The US government will not lift sanctions against Zimbabwe until President Emmerson Mnangagwa’s government demonstrates it is “changing its ways,” a senior US economic official told a congressional panel.

Manisha Singh, US Assistant Secretary of State for Economic and Business Affairs, told a House of Representatives hearing there were 141 entities and individuals in Zimbabwe, including Mnangagwa and former president Robert Mugabe, currently under US sanctions.
“Our pressure on Zimbabwe remains in place. We are trying to use this pressure to leverage political and economic reforms, human rights observations,” Singh said.
“We want to see fundamental changes in Zimbabwe and only then will we resume normal relations,” she added.

Mnangagwa was sworn in as Zimbabwe’s new president on August 26 after the Constitutional Court confirmed his July 30 election victory, dismissing a challenge by opposition leader Nelson Chamisa.

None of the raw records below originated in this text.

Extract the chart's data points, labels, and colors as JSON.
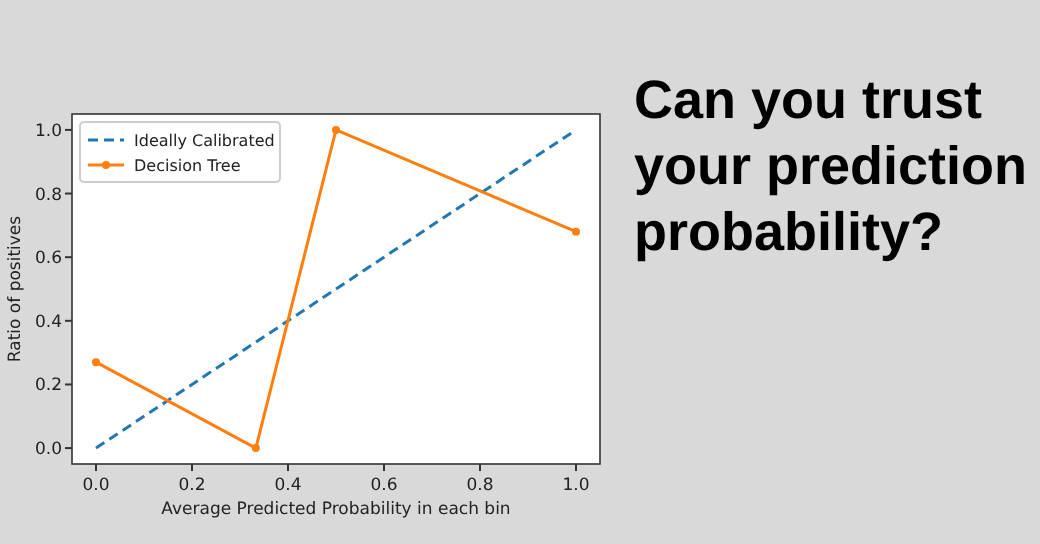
{
  "chart_data": {
    "type": "line",
    "title": "Can you trust your prediction probability?",
    "xlabel": "Average Predicted Probability in each bin",
    "ylabel": "Ratio of positives",
    "xlim": [
      -0.05,
      1.05
    ],
    "ylim": [
      -0.05,
      1.05
    ],
    "xticks": [
      {
        "value": 0,
        "label": "0.0"
      },
      {
        "value": 0.2,
        "label": "0.2"
      },
      {
        "value": 0.4,
        "label": "0.4"
      },
      {
        "value": 0.6,
        "label": "0.6"
      },
      {
        "value": 0.8,
        "label": "0.8"
      },
      {
        "value": 1,
        "label": "1.0"
      }
    ],
    "yticks": [
      {
        "value": 0,
        "label": "0.0"
      },
      {
        "value": 0.2,
        "label": "0.2"
      },
      {
        "value": 0.4,
        "label": "0.4"
      },
      {
        "value": 0.6,
        "label": "0.6"
      },
      {
        "value": 0.8,
        "label": "0.8"
      },
      {
        "value": 1,
        "label": "1.0"
      }
    ],
    "grid": false,
    "legend": "top left",
    "series": [
      {
        "name": "Ideally Calibrated",
        "color": "#1f77b4",
        "x": [
          0,
          1
        ],
        "values": [
          0,
          1
        ],
        "line_style": "dashed",
        "marker": "none"
      },
      {
        "name": "Decision Tree",
        "color": "#ff7f0e",
        "x": [
          0,
          0.333,
          0.5,
          1
        ],
        "values": [
          0.27,
          0,
          1,
          0.68
        ],
        "line_style": "solid",
        "marker": "circle"
      }
    ]
  }
}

Mnangagwa called for lifting of US sanctions against officials from the ZANU-PF ruling party, top military figures and some government-owned firms, imposed during Mugabe’s rule for violations of human rights and democracy.

The EU lifted most of its sanctions in 2014 maintaining those against Mugabe and his wife Grace.

The July ballot was touted as a crucial step towards shedding the pariah reputation Zimbabwe gained under Mugabe as well as securing international donor funding.

Representative Karen Bass, a Democrat from California, said Zimbabwe was “trying to reach out to us now and I want to know where we are with that.”
“We are always open to conversations. We are open to a demonstration from the government it is changing its ways, it is observing human rights,” Singh added.